No! Loathe as I am to admit it, I’m currently coveting the education behind a number of fascinating professional designations and credentials. The Wealth Management Certified Professional® looks enticing with its comprehensive high level roll-up of financial planning and investment education. The Accredited Estate Planner is quite exciting with its advanced estate planning education. In the corner are the Retirement Income Certified Professional® and the Certified Advisor in Philanthropy® designations, taunting me with their advanced knowledge of late-stage life planning and gifting strategies. Meanwhile the Registered Life Planner® designation is all the rage in helping clients live more meaningful lives via their relationship with money.
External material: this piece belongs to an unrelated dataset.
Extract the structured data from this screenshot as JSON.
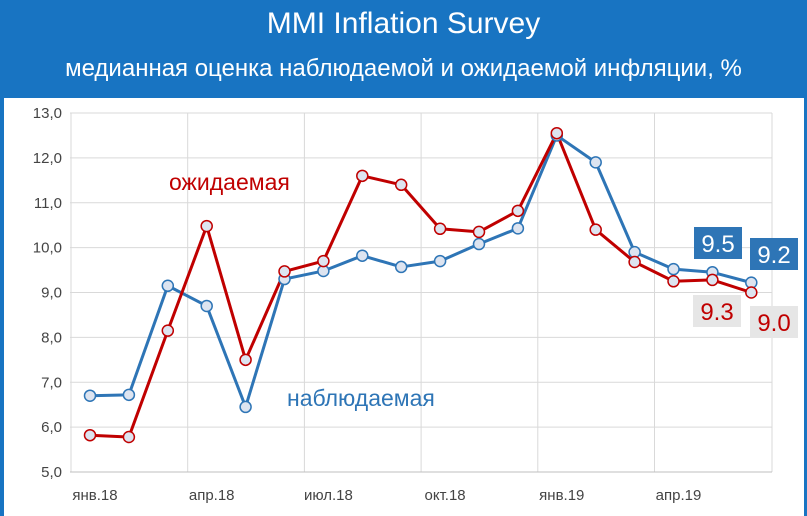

And of course we haven’t even mentioned that second masters or the PhD programs I’ve been looking at. For better or worse, you’re likely stuck with me getting ever longer email signatures and business cards, because I can’t help but keep excitedly learning more and more to better serve the clients and community that I love. So stick with me, because for however annoying it is to see the alphabet soup of professional designations spilling out behind my name in emails and on letterhead, it just represents one more incredible piece of learning that I can bring to help you accomplish your life goals!